Llegó a su casa con media talega de lo que por aquí llamamos almejas, (Haliotis coccinea canariensis) dos santorras y un pulpo mediano. El liberado aprendiz, aprovechado aquel deseado baño deshollinador las había recolectado volteando las piedras del fondo de la bahía en unas cuantas margullidas. La calentura del padre al llegar del trabajo y enterarse de la deserción de su hijo de la disciplina del herrero, se vio atenuada al respirar los aromas del marisco fresco que salían de la cocina, de todas formas agarró por la oreja al muchacho y lo arrastró hasta donde su mujer quien en ese momento escurría las almejas y las santorras. -A este gasnapiro: mañana lo llevas a la Comandancia para que saque la cartilla y enrolarlo pa la Costa-. A Teodomiro -como era de esperar-aquellas palabras de su progenitor no fueron precisamente las que le hubiese gustado escuchar e inmediatamente planeó su contraataque apoyado en la punta de los pies para contrarrestar aquel tirón de orejas para él totalmente innecesario.
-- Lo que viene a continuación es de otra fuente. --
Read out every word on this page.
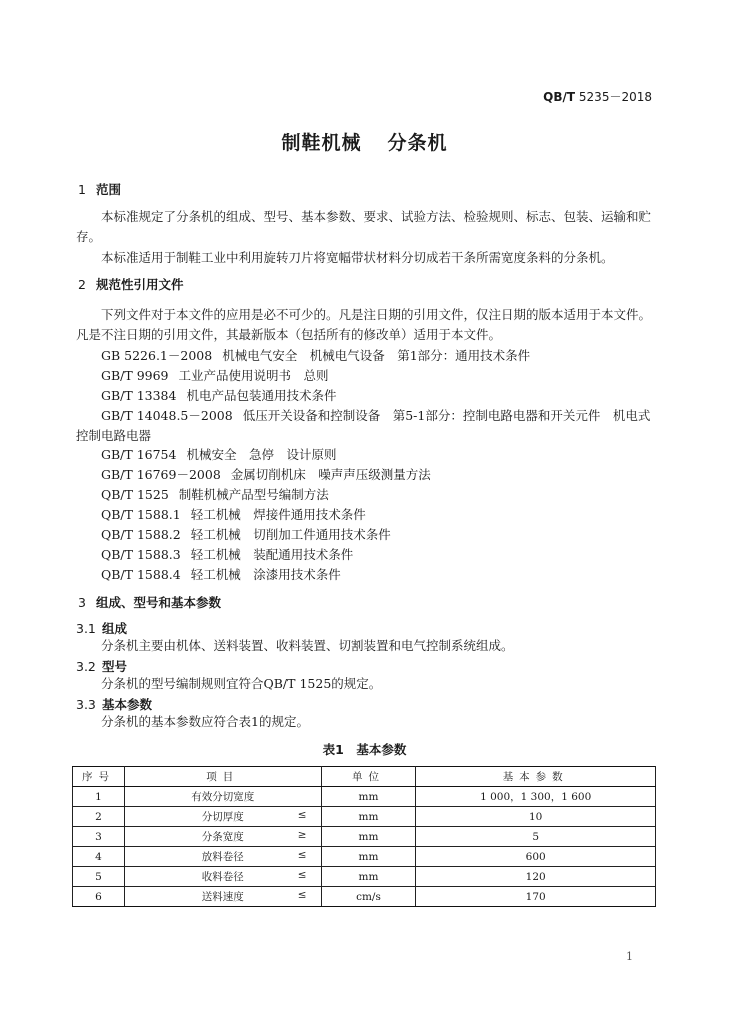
QB/T 5235－2018
制鞋机械 分条机
1 范围
本标准规定了分条机的组成、型号、基本参数、要求、试验方法、检验规则、标志、包装、运输和贮存。
本标准适用于制鞋工业中利用旋转刀片将宽幅带状材料分切成若干条所需宽度条料的分条机。
2 规范性引用文件
下列文件对于本文件的应用是必不可少的。凡是注日期的引用文件，仅注日期的版本适用于本文件。凡是不注日期的引用文件，其最新版本（包括所有的修改单）适用于本文件。
GB 5226.1－2008 机械电气安全　机械电气设备　第1部分：通用技术条件
GB/T 9969 工业产品使用说明书　总则
GB/T 13384 机电产品包装通用技术条件
GB/T 14048.5－2008 低压开关设备和控制设备　第5-1部分：控制电路电器和开关元件　机电式控制电路电器
GB/T 16754 机械安全　急停　设计原则
GB/T 16769－2008 金属切削机床　噪声声压级测量方法
QB/T 1525 制鞋机械产品型号编制方法
QB/T 1588.1 轻工机械　焊接件通用技术条件
QB/T 1588.2 轻工机械　切削加工件通用技术条件
QB/T 1588.3 轻工机械　装配通用技术条件
QB/T 1588.4 轻工机械　涂漆用技术条件
3 组成、型号和基本参数
3.1 组成
分条机主要由机体、送料装置、收料装置、切割装置和电气控制系统组成。
3.2 型号
分条机的型号编制规则宜符合QB/T 1525的规定。
3.3 基本参数
分条机的基本参数应符合表1的规定。
表1　基本参数
序号	项目	单位	基本参数
1	有效分切宽度	mm	1 000，1 300，1 600
2	分切厚度 ≤	mm	10
3	分条宽度 ≥	mm	5
4	放料卷径 ≤	mm	600
5	收料卷径 ≤	mm	120
6	送料速度 ≤	cm/s	170
1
Aquella perspectiva de convertirse en costero sin tener vocación para ello, hizo que durante la noche aguzase su ingenio para intenta evitar a toda costa la próxima visita a la Comandancia de Marina.
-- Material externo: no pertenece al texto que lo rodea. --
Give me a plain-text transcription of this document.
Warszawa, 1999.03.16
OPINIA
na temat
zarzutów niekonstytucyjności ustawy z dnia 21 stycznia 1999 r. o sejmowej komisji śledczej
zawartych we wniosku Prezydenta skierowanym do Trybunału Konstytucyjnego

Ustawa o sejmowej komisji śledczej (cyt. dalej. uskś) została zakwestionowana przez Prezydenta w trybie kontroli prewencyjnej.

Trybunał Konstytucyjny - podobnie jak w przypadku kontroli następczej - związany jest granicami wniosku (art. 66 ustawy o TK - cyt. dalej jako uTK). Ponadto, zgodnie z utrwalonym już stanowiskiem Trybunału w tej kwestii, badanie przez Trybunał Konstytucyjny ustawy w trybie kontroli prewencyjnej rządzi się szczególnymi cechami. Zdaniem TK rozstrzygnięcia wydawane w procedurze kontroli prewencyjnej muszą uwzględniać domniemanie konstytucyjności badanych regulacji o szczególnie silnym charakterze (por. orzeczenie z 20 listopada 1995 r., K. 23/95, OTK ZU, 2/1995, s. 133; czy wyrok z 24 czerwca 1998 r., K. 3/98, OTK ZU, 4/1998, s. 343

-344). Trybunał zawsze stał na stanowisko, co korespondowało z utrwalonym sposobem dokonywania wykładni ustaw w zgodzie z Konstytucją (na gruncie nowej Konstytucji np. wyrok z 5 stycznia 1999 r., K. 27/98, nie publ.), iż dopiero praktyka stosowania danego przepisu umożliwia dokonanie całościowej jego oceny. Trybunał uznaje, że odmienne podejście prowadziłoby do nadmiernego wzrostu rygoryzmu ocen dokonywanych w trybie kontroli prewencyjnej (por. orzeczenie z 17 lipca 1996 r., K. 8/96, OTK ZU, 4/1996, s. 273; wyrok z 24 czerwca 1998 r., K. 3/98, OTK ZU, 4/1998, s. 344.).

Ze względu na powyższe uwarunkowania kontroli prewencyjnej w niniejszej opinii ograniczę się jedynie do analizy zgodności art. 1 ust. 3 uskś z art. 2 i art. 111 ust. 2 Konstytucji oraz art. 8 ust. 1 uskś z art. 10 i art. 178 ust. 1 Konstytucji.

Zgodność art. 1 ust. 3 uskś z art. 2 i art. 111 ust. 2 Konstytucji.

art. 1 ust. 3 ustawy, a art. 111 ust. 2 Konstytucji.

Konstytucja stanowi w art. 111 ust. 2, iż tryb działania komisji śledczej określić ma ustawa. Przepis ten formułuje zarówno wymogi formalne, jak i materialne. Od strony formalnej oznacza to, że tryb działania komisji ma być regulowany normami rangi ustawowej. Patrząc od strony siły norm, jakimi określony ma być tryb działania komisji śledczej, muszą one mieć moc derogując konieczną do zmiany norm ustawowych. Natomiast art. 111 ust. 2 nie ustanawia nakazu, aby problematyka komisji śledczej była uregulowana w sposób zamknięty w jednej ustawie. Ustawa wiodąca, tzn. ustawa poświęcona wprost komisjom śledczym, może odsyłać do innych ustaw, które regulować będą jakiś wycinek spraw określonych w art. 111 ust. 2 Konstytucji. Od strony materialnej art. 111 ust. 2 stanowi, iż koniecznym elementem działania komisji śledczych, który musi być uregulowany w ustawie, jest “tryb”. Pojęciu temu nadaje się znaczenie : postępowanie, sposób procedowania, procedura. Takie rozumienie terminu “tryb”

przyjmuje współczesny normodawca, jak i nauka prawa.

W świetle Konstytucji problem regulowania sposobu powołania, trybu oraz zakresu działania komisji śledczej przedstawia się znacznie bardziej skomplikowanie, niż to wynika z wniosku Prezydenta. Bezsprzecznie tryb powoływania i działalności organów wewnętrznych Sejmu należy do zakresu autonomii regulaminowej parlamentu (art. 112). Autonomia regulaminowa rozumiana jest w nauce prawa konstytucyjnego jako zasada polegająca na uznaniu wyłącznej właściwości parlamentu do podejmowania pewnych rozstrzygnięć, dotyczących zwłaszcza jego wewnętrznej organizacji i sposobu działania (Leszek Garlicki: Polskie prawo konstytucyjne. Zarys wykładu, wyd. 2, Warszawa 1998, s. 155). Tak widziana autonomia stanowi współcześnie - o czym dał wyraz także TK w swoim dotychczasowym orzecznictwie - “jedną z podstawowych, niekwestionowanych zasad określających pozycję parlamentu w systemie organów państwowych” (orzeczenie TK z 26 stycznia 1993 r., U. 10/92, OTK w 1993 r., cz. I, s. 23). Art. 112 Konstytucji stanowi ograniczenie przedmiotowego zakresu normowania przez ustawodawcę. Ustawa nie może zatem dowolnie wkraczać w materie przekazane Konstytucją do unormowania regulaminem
Unos inesperados retortijones de barriga en la madrugada del día de su enrole,
hizo que se pospusiera la visita hasta que se mejorase de aquel intempestivo mal de tripas. Los días y semanas pasaron, Teodomiro le había cogido gusto al Puerto, y se instaló con su padre en un par de cuartuchos en La Vega done vivían durante la semana hasta la llegada del sábado por la tarde en que tomaban la guagua del medio día para regresar a Tinajo. Después de su experiencia como aprendiz de herrero, Teodomiro se dedicó al marisqueo semi furtivo por las bajas de la bahía Arrecifeña. A eso del mediodía con el producto de sus inmersiones recorría los bares cercanos donde los vendía a buen precio. que aquello le proporcionaba sus perritas, se convirtió en un verdadero depredador de gasterópodos y cefalópodos y moluscos en general: total; que nuestro hombre terminó con un puesto en la pescadería de La Recova.